By Brandon Smith, IPB News | Published on in Crime, Law, Technology
The Indiana Supreme Court heard arguments over whether the state's revenge porn law violates the First Amendment. (Lauren Chapman/IPB News)

The future of Indiana’s revenge porn law is being put to the test. The state Supreme Court on Thursday heard arguments about whether the law violates the First Amendment.

The revenge porn law makes it a crime to share a so-called “intimate image” if the person sharing it knows the person in the image didn’t consent to it being shared.

The case before the Supreme Court involves college student Connor Katz, who shared on Snapchat a brief video of his then-girlfriend performing oral sex, without her consent.
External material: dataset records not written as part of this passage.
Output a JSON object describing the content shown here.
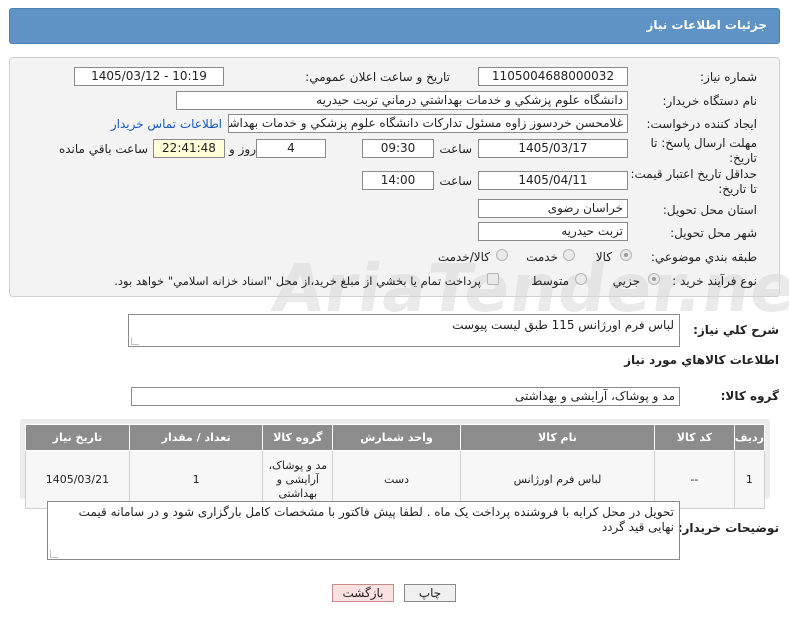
{
  "page": {
    "title": "جزئيات اطلاعات نياز"
  },
  "form": {
    "need_number": {
      "label": "شماره نياز:",
      "value": "1105004688000032"
    },
    "announce_datetime": {
      "label": "تاريخ و ساعت اعلان عمومي:",
      "value": "1405/03/12 - 10:19"
    },
    "buyer_org": {
      "label": "نام دستگاه خريدار:",
      "value": "دانشگاه علوم پزشكي و خدمات بهداشتي درماني تربت حيدريه"
    },
    "requester": {
      "label": "ايجاد كننده درخواست:",
      "value": "غلامحسن خردسوز زاوه مسئول تداركات دانشگاه علوم پزشكي و خدمات بهداشتي",
      "contact_link": "اطلاعات تماس خريدار"
    },
    "reply_deadline": {
      "label_line1": "مهلت ارسال پاسخ: تا",
      "label_line2": "تاريخ:",
      "date": "1405/03/17",
      "time_label": "ساعت",
      "time": "09:30",
      "days": "4",
      "days_label": "روز و",
      "remaining": "22:41:48",
      "remaining_label": "ساعت باقي مانده"
    },
    "price_validity": {
      "label_line1": "حداقل تاريخ اعتبار قيمت:",
      "label_line2": "تا تاريخ:",
      "date": "1405/04/11",
      "time_label": "ساعت",
      "time": "14:00"
    },
    "delivery_province": {
      "label": "استان محل تحويل:",
      "value": "خراسان رضوی"
    },
    "delivery_city": {
      "label": "شهر محل تحويل:",
      "value": "تربت حيدريه"
    },
    "category": {
      "label": "طبقه بندي موضوعي:",
      "options": [
        "كالا",
        "خدمت",
        "كالا/خدمت"
      ],
      "selected": "كالا"
    },
    "purchase_type": {
      "label": "نوع فرآيند خريد :",
      "options": [
        "جزيي",
        "متوسط"
      ],
      "selected": "جزيي",
      "checkbox_label": "پرداخت تمام يا بخشي از مبلغ خريد،از محل \"اسناد خزانه اسلامي\" خواهد بود."
    }
  },
  "summary": {
    "label": "شرح كلي نياز:",
    "value": "لباس فرم اورژانس 115 طبق لیست پیوست"
  },
  "goods_info": {
    "title": "اطلاعات كالاهاي مورد نياز"
  },
  "goods_group": {
    "label": "گروه كالا:",
    "value": "مد و پوشاک، آرایشی و بهداشتی"
  },
  "table": {
    "headers": [
      "رديف",
      "كد كالا",
      "نام كالا",
      "واحد شمارش",
      "گروه كالا",
      "تعداد / مقدار",
      "تاريخ نياز"
    ],
    "rows": [
      {
        "row": "1",
        "code": "--",
        "name": "لباس فرم اورژانس",
        "unit": "دست",
        "group_l1": "مد و پوشاک،",
        "group_l2": "آرایشی و",
        "group_l3": "بهداشتی",
        "qty": "1",
        "date": "1405/03/21"
      }
    ]
  },
  "buyer_notes": {
    "label": "توضيحات خريدار:",
    "line1": "تحویل در محل کرایه با فروشنده  پرداخت  یک ماه . لطفا پیش فاکتور با مشخصات کامل بارگزاری شود و در سامانه قیمت",
    "line2": "نهایی قید گردد"
  },
  "buttons": {
    "print": "چاپ",
    "back": "بازگشت"
  },
  "watermark": "AriaTender.net"
}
Katz’s attorney Stacy Uliana said doing that was stupid and “bad form.” But she questioned whether it should be criminal.

“Whether the legislature intended to criminalize the act of showing one person – in a private conversation – a two-second, fleeting video, from which the alleged victim is not even identifiable,” Uliana said.

But attorney Caryn Szyper, arguing for the state, said the law is very narrowly written – and serves a vital purpose in protecting people.

“Deterrence is key because the damage to the victim is immediate and cannot be undone,” Szyper said.

Szyper also said it shouldn’t matter whether Katz’s girlfriend wasn’t “identifiable” in the video he shared.

“The victim still knows that their body has been exposed, even if someone else doesn’t know it’s them,” Szyper said.

Uliana insisted, though, that the law was written too broadly, making it unconstitutional. She used the example of a bathing suit malfunction, a situation where she said there’s no expectation of privacy.

“We’ve all gone off the diving board and you came up and it wasn’t good,” Uliana said. “And that person could have a picture put out on the internet and that would be a violation of this. And I don’t think that’s what it’s supposed to be. I think, with the First Amendment, right, we have to be very careful of a slippery slope.”

But Szyper countered that the court could interpret the word “intimate” in the state law to mean “private.”

There is no timeline for when the Supreme Court will issue its decision.